Avec un décret du 14 septembre 2019, le gouvernement libyen prétend exercer des pouvoirs souverains même sur les eaux internationales au sein de sa zone SAR («zone de recherche et sauvetage»), dans laquelle se produisent la plupart des naufrages. Les autorités de Tripoli revendiquent le pouvoir d’autoriser au préalable les acteurs à opérer et menacent d’arrêter ceux qui ne s’y conforment pas. Tout cela viole le droit international.
Le 14 septembre 2019, le conseil présidentiel du gouvernement libyen d’accord national a publié un décret pour réglementer les opérations de secours dans la «Zone SAR» libyenne, dans laquelle la Libye a assumé unilatéralement la responsabilité de la coordination des opérations de recherche et de sauvetage, à travers d’une déclaration à l’Organisation Maritime Internationale. Quel que soit l’existence effective d’une zone SAR libyenne (mise en question à plusieurs reprises car elle ne remplit pas nécessairement les requis de la Convention SAR) le décret est une violation à la fois de la Convention SAR elle-même (voir art. 2.1.7 de l’annexe à la Convention) et du droit coutumier, qui limite les eaux côtières à 12 milles et qui oblige tous les États à assurer le sauvetage des naufragés.
Bien que la Libye n’ait pas ratifié la Convention des Nations Unies sur le Droit Maritime (CNUDM), elle est tenue de se respecter les règles de droit coutumier codifiées dans la Convention même.
Article 3 du décret étend l’application du décret même à tous navires impliqués dans des opérations SAR, tant pour les navires d’État utilisés dans les missions d’organisations internationales que pour les navires privés.
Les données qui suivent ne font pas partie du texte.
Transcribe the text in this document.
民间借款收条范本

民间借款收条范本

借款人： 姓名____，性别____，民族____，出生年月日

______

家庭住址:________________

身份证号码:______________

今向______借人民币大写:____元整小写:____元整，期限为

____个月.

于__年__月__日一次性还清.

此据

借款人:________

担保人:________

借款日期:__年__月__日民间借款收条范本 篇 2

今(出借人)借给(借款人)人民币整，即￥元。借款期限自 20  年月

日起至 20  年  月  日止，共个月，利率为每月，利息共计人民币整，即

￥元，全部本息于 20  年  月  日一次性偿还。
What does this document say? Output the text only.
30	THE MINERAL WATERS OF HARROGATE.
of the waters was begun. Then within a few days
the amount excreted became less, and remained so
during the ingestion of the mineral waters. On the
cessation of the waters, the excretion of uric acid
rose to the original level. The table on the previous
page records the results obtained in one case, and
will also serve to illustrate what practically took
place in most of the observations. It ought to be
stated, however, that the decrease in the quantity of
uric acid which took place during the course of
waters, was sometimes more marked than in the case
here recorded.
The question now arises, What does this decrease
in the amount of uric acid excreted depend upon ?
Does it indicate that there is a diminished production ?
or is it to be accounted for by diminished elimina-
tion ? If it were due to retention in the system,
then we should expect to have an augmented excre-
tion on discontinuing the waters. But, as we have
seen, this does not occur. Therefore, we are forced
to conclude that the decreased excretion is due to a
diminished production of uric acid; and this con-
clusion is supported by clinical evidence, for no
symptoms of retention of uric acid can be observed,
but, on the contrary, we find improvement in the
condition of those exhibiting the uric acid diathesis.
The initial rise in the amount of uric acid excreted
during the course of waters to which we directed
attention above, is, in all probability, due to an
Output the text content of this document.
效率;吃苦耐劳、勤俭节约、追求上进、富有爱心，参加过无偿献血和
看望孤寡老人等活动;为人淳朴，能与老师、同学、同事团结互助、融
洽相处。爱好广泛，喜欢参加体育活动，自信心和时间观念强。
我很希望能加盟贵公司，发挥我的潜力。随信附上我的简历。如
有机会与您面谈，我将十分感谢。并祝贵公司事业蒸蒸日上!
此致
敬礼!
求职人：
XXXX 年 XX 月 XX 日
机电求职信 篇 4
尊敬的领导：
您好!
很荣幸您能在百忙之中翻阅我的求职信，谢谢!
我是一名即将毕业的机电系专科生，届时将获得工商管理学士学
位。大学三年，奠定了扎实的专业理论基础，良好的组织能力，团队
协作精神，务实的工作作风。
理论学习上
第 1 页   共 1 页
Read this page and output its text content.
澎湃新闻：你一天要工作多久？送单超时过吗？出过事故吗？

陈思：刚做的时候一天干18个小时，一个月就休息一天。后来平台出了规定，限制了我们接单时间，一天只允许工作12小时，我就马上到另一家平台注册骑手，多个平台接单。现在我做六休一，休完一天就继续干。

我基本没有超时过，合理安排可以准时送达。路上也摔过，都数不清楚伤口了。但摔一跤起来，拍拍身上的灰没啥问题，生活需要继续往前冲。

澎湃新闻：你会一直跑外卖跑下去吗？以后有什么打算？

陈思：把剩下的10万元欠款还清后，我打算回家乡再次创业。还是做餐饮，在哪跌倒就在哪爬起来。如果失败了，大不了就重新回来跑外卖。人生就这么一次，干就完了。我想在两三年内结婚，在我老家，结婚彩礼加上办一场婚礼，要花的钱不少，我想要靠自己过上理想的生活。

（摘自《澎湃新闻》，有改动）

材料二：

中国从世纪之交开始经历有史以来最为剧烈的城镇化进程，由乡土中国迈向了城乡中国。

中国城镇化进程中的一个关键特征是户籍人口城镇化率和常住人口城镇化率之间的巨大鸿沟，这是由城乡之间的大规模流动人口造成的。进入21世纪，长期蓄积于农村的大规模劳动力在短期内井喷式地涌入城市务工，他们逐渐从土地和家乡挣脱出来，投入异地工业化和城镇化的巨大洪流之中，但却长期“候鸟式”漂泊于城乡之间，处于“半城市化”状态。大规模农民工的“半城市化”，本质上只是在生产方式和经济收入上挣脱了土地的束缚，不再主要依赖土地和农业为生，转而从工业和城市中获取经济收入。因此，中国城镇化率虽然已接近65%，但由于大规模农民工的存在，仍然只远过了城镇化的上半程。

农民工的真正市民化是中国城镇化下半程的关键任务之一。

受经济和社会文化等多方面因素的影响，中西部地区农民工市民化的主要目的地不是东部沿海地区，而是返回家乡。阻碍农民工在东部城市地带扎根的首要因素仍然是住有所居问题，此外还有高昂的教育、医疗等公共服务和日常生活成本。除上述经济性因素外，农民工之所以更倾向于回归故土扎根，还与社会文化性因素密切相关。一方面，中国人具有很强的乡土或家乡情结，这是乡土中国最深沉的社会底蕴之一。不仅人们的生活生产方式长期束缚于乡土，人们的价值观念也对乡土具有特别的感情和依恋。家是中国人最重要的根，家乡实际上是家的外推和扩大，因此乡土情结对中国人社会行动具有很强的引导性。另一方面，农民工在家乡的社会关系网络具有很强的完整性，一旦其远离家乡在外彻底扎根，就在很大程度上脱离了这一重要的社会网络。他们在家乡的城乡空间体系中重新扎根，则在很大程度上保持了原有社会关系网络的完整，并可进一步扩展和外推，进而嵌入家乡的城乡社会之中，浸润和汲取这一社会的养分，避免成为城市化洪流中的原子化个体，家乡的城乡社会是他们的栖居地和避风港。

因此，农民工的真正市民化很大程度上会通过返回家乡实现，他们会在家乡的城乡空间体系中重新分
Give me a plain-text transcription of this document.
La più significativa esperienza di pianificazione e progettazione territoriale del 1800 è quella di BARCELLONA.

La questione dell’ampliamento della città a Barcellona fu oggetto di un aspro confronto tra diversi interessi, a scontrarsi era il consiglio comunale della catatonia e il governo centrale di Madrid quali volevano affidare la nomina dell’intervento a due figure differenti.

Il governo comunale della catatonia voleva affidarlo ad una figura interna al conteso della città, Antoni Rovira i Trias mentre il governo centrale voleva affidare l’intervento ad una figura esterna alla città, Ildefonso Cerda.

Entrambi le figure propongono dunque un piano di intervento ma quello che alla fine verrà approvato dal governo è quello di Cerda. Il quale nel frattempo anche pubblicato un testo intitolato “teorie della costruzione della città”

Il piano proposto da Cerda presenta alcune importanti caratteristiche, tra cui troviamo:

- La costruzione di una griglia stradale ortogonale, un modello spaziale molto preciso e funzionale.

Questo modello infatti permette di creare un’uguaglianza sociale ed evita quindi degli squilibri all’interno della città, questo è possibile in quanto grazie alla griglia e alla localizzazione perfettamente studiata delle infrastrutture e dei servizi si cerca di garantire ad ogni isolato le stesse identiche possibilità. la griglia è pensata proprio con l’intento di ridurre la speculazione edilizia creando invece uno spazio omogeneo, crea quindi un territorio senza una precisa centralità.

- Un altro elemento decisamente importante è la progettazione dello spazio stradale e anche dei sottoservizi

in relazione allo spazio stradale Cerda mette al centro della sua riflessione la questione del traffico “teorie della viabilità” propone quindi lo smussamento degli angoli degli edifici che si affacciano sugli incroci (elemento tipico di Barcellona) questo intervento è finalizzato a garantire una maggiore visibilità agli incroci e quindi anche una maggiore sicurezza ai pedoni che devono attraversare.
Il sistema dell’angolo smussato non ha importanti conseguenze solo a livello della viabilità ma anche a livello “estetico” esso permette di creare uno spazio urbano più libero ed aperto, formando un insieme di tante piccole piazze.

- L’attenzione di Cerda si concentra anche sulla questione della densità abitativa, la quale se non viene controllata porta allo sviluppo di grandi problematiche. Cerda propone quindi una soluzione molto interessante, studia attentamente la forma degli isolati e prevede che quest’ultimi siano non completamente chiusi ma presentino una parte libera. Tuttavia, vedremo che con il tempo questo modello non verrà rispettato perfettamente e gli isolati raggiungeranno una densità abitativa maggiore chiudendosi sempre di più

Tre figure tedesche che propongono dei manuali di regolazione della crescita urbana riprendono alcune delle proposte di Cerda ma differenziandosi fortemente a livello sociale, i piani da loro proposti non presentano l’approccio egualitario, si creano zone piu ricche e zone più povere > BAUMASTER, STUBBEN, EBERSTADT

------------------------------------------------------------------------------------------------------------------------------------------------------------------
Cependant, une telle disposition semble être en contraste avec la juridiction exclusive de l’État sur les navires portant son drapeau et encore plus avec l’immunité des navires d’État (articles 95 et 96 du CNUDM, correspondant au droit international coutumier).
Les articles 5, 16 et 17 du décret sont particulièrement inquiétants. Article 5 prévoit que toutes organisations qui veulent s’engager dans opérations de recherche et sauvetage dans la «zone SAR» libyenne doivent préalablement obtenir un permis des autorités libyennes. Cette règle contraste fortement avec le principe de libre navigation et le besoin d’assistance aux bateaux en détresse.
Les articles 16 et 17 donnent aux autorités libyennes la compétence pour arrêter les navires qui ne respectent pas ces règles, les saisir et escorter vers des ports libyens pour les juger. De telles mesures coercitives sur les navires étrangers en dehors des eaux territoriales sont incompatibles avec le droit international, qui permet d’approcher et d’arraisonner des navires étrangers dans les eaux internationales s’ils se livrent à des actes de piraterie, à la traite de esclaves ou, dans des conditions particulières, à des transmissions abusives (voir article 110 du CNUDM, qui correspond également au droit coutumier).
Il convient également de noter l’article 12 du décret, selon lequel les survivants ne peuvent être débarqués sur le territoire libyen, sauf dans des cas exceptionnels et urgents. Cette disposition semble appropriée compte tenu de la réalité sur le terrain: comme plusieurs décisions judiciaires ont démontré, la Libye ne peut pas être considérée comme un lieu sûr de débarquement et ramener des migrants en Libye constitue une grave violation du droit international et des droits fondamentaux. Il semble néanmoins paradoxal que le gouvernement libyen déclare des pouvoirs souverains et revendique le contrôle des opérations dans ses zones SAR et en même temps nie toute responsabilité pour le débarquement, ainsi ne pas respectant ses obligations de coopérer pour identifier un lieu de débarquement prévu par la convention SAR.